LSD, commonly known as ‘acid,’ is a hallucinogenic drug which causes users to experience distorted images, sounds and sensations.
Nowadays, it is enjoyed by those in search of a psychedelic experience – but when it was first synthesised in 1938 by Swiss scientist Albert Hoffman, it was hoped that it could be used as a treatment for psychiatric disorders. Despite its promising beginning, LSD was soon outlawed around the world due to concerns about an emerging ‘black market’ for the drug.
But one Swiss psychiatrist is determined to carry on Hoffman’s legacy by incorporating LSD into his psychotherapy practice.
Could LSD Have Medical Benefits?
Dr Peter Gasser is the only doctor in the world who is legally authorised to treat patients using LSD.
He was one of five doctors granted special permission from the Swiss Federal Office for Public Health in 1988 to research the use of LSD in treating psychiatric disorders; but the Swiss government banned the drug again in 1993. Despite this setback, Dr Gasser approached the Swiss Ministry of Health in 2007 for permission to conduct a study into the effects of the drug on patients suffering from terminal illnesses such as cancer.
According to Dr Gasser, LSD is particularly beneficial in treating ‘end of life anxiety,’ which refers to anxiety and other mental stressors experienced by those who suffer from terminal and life-threatening illnesses.
His 2007 study – which was the first controlled trial of LSD in the 21st century – involved prescribing moderate doses of LSD to 12 terminally-ill patients during two individual therapy sessions.
After taking the drug, each patient would spend time sleeping on a couch in Dr Gasser’s office while being observed. In some cases, the patients would discuss their emotional journey with the doctor, who would assist them in overcoming their fear of death.
Dr Gasser found that the drug provoked a ‘strong emotional experience’ which allowed patients to understand their existence in a broader context. The eight patients who received full doses of the drug reported a 20% improvement in their anxiety levels. Many patients left feeling ‘very satisfied’ with their sessions, and even requested further treatment.

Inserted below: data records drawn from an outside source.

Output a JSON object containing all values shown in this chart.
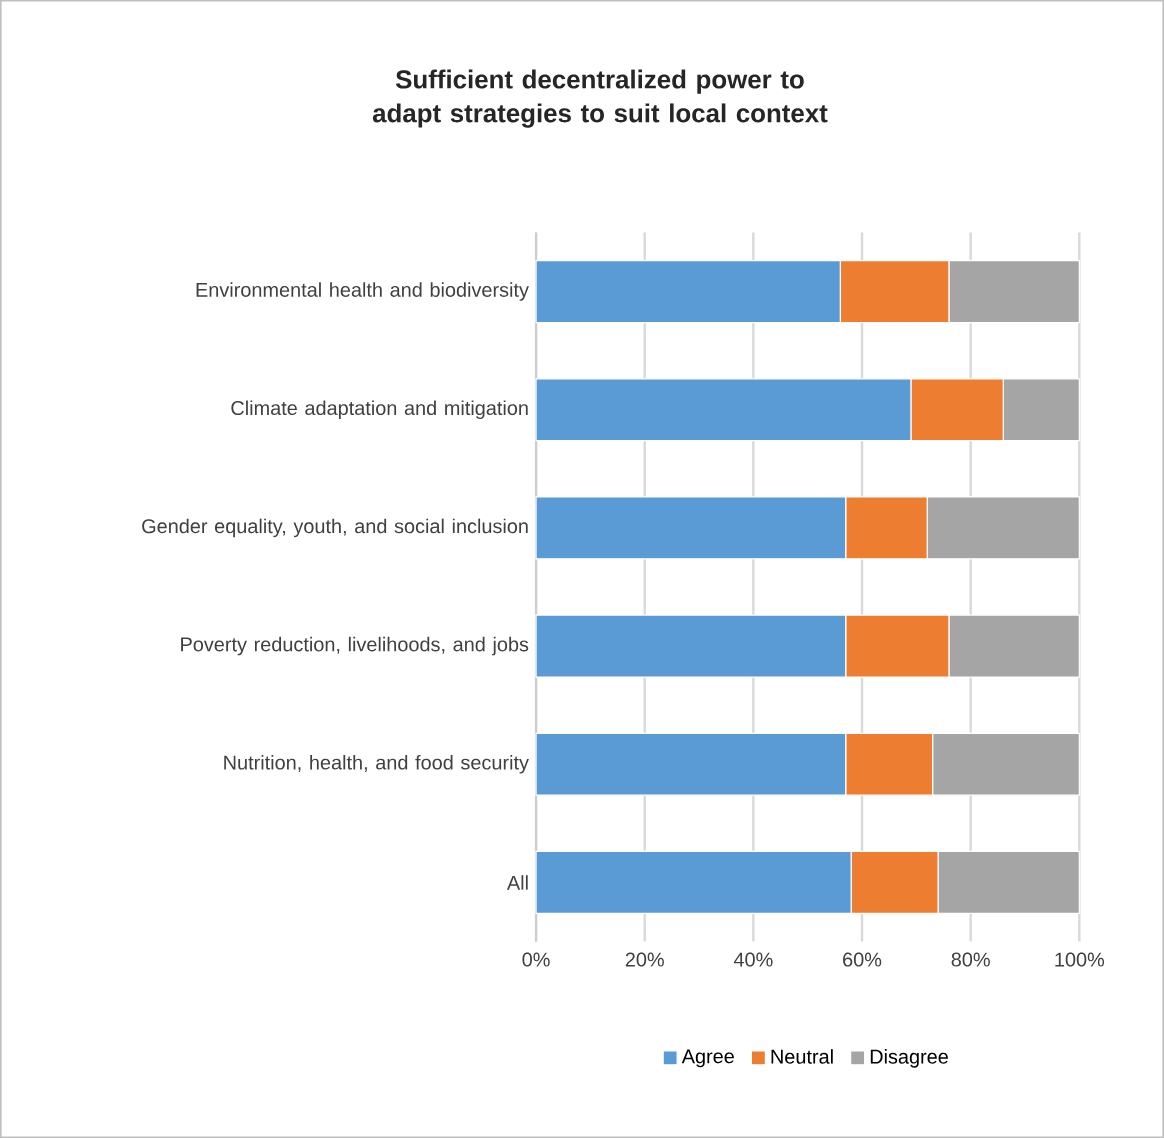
{
  "chart_data": {
    "type": "bar",
    "orientation": "horizontal",
    "stacked": true,
    "title": "Sufficient decentralized power to adapt strategies to suit local context",
    "categories": [
      "Environmental health and biodiversity",
      "Climate adaptation and mitigation",
      "Gender equality, youth, and social inclusion",
      "Poverty reduction, livelihoods, and jobs",
      "Nutrition, health, and food security",
      "All"
    ],
    "series": [
      {
        "name": "Agree",
        "color": "#5b9bd5",
        "values": [
          56,
          69,
          57,
          57,
          57,
          58
        ]
      },
      {
        "name": "Neutral",
        "color": "#ed7d31",
        "values": [
          20,
          17,
          15,
          19,
          16,
          16
        ]
      },
      {
        "name": "Disagree",
        "color": "#a5a5a5",
        "values": [
          24,
          14,
          28,
          24,
          27,
          26
        ]
      }
    ],
    "xlim": [
      0,
      100
    ],
    "xticks": [
      {
        "value": 0,
        "label": "0%"
      },
      {
        "value": 20,
        "label": "20%"
      },
      {
        "value": 40,
        "label": "40%"
      },
      {
        "value": 60,
        "label": "60%"
      },
      {
        "value": 80,
        "label": "80%"
      },
      {
        "value": 100,
        "label": "100%"
      }
    ],
    "grid": "x",
    "legend": "bottom"
  }
}
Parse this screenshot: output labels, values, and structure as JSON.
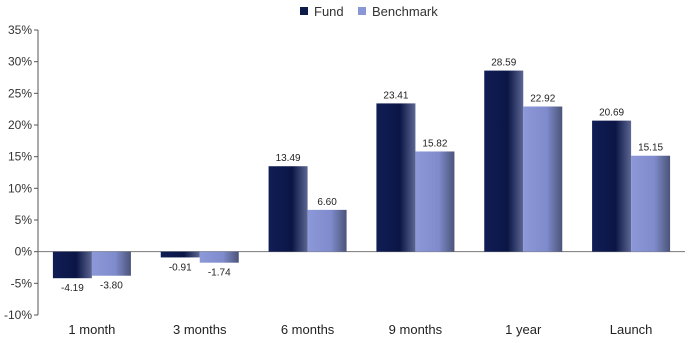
{
  "chart_data": {
    "type": "bar",
    "title": "",
    "xlabel": "",
    "ylabel": "",
    "categories": [
      "1 month",
      "3 months",
      "6 months",
      "9 months",
      "1 year",
      "Launch"
    ],
    "series": [
      {
        "name": "Fund",
        "values": [
          -4.19,
          -0.91,
          13.49,
          23.41,
          28.59,
          20.69
        ],
        "labels": [
          "-4.19",
          "-0.91",
          "13.49",
          "23.41",
          "28.59",
          "20.69"
        ],
        "color": "#0e1a4a"
      },
      {
        "name": "Benchmark",
        "values": [
          -3.8,
          -1.74,
          6.6,
          15.82,
          22.92,
          15.15
        ],
        "labels": [
          "-3.80",
          "-1.74",
          "6.60",
          "15.82",
          "22.92",
          "15.15"
        ],
        "color": "#8a96d6"
      }
    ],
    "yticks": [
      "35%",
      "30%",
      "25%",
      "20%",
      "15%",
      "10%",
      "5%",
      "0%",
      "-5%",
      "-10%"
    ],
    "ylim": [
      -10,
      35
    ],
    "grid": false,
    "legend": "top-center"
  }
}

In a recent interview, Dr Gasser explained:
‘Our concept was if someone gets a life-threatening disease, he’s really confronted with existential issues, which also may cause anxiety. To have this deep encounter with oneself—which is what an LSD experience can be—can help someone deal with these questions about life. There’s a stronger possibility of them being relaxed and accepting, which can make the anxiety lower when talking about death.’
Where to From Here?
Unfortunately, Dr Gasser’s 2007 trial was considered too small to be conclusive; but following its success, he was granted a special ‘compassion use’ permit by the Swiss government which allows him to continue treating patients using LSD.
Dr Gasser’s special permit does not confine him to treating cancer patients – but allows him to treat anyone using LSD provided he has a ‘good theory’ about how it could help.
One current patient had been severely sexually abused as a child and suffered dissociation as a result, but Dr Gasser prescribed her LSD under the belief that it could assist to have greater control over her dissociation. The patient reported benefits after taking just two treatments of the drug.
Dr Gasser is currently treating 7 patients with LSD. In each case, he carefully assesses the appropriate dosage, as well as the frequency of treatment.
He hopes that in light of his success in treating anxiety and other disorders, other governments will one day allow more doctors to treat their patients with LSD.